An Examination of the Philosophy of Bacon
- Author: Joseph de Maistre
- Original title: Examen de la philosophie de Bacon
- Language: French
- Genre: Philosophy of science · History of science · Epistemology · Metaphysics
- Publication date: 1836
- Published in English: 1998

= An Examination of the Philosophy of Bacon =

Philosophical critique of Francis Bacon

An Examination of the Philosophy of Bacon (Examen de la Philosophie de Bacon) is a posthumous work by Savoyard philosopher Joseph de Maistre, analyzing and criticizing the philosophy of Francis Bacon. It was published in 1836 and translated into English by Richard Lebrun in 1998.

== Thesis ==
Maistre considers Bacon to be the fountainhead of a destructive rationalistic ideology, blaming him for much of the scientism and atheism of the Age of Enlightenment. The argumentation against Bacon's philosophy is based on Maistre's epistemology first enunciated in the St Petersburg Dialogues (1819), according to which science depends on the innate ideas that are common to all human minds. Without such first principles, Maistre argues, experiments would be useless because there would be no basis for judging their validity. Maistre also argues that genius plays a pivotal role in great scientific discoveries, as demonstrated by inspired intellects such as Johannes Kepler, Galileo Galilei, and Isaac Newton, contrary to Bacon's theory about conforming to a mechanistic method.

== Reception ==
Although not as well known as some of Maistre's other works, its importance has long been recognized in France. Augustin Bonnetty remarked that "it would perhaps be necessary to go back to Pascal's Lettres provinciales to find a more severe, more mocking, more pointed critique." Gustave Flaubert quoted a few sentences from the work in his novel Bouvard et Pécuchet (1881)—a critique of bourgeoisie society:

“Bacon est absolument dépourvu de l’esprit d’analyse; non seulement ne savait pas résoudre les questions, mais ne savait pas même les poser. // Bacon, absolutely destitute of the spirit of analysis, not only did not know how to resolve questions, but did not even know how to pose them.”

“Bacon, man étranger à toutes les sciences et dont toutes les idées fondamentales étaient fausses. // Bacon, a man foreign to all sciences and whose fundamental ideas were false to the point of ridiculousness!”

Charles Augustin Sainte-Beuve, one of the most distinguished literary critics in nineteenth-century France, thought that Maistre's chapters on final causes and on the union of religion and science contained "certainly some of the finest pages that have ever been written in a human language."

Scholars have also claimed that Maistre's work anticipated the philosophy of modern science.

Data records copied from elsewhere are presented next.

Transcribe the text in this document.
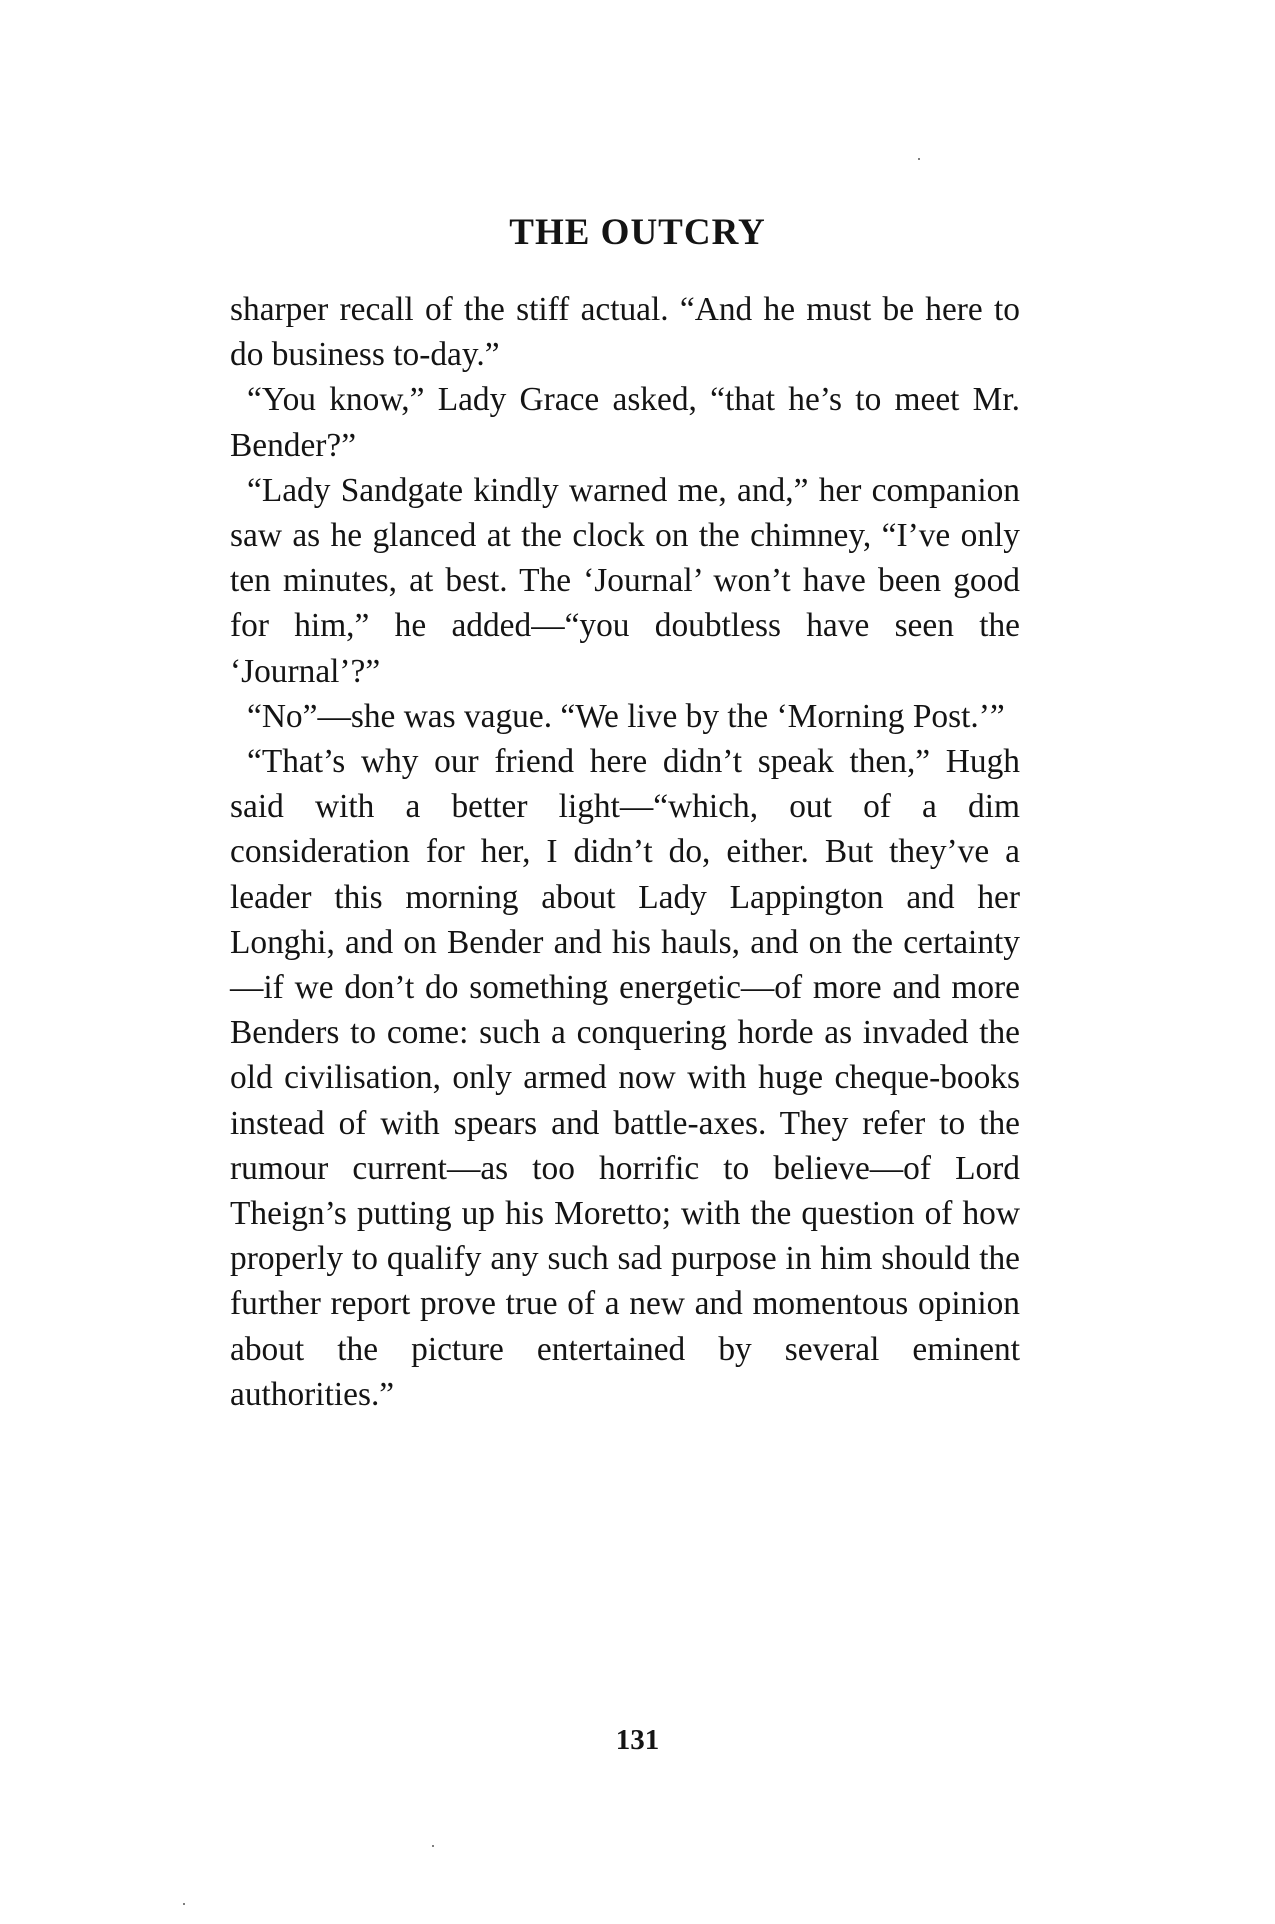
THE OUTCRY

sharper recall of the stiff actual. “And he must be here to do business to-day.”

“You know,” Lady Grace asked, “that he’s to meet Mr. Bender?”

“Lady Sandgate kindly warned me, and,” her companion saw as he glanced at the clock on the chimney, “I’ve only ten minutes, at best. The ‘Journal’ won’t have been good for him,” he added—“you doubtless have seen the ‘Journal’?”

“No”—she was vague. “We live by the ‘Morning Post.’”

“That’s why our friend here didn’t speak then,” Hugh said with a better light—“which, out of a dim consideration for her, I didn’t do, either. But they’ve a leader this morning about Lady Lappington and her Longhi, and on Bender and his hauls, and on the certainty—if we don’t do something energetic—of more and more Benders to come: such a conquering horde as invaded the old civilisation, only armed now with huge cheque-books instead of with spears and battle-axes. They refer to the rumour current—as too horrific to believe—of Lord Theign’s putting up his Moretto; with the question of how properly to qualify any such sad purpose in him should the further report prove true of a new and momentous opinion about the picture entertained by several eminent authorities.”

131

According to Frederick Holdsworth, Maistre described for the first time many of the principles on which modern scientific method is based on such matters as the nature of causality, the inevitable human-centeredness of all scientific understanding, the role of intuition in scientific discovery, and the inescapability of metaphysical considerations. Larry Siedentop concluded that Maistre reached "important and original conclusions about scientific method – conclusions which have since been accepted by the philosophy of science." Owen Bradley claims that "Maistre's critique of Enlightenment notions of science is significant in its own right as a highly modern approach to the history of science."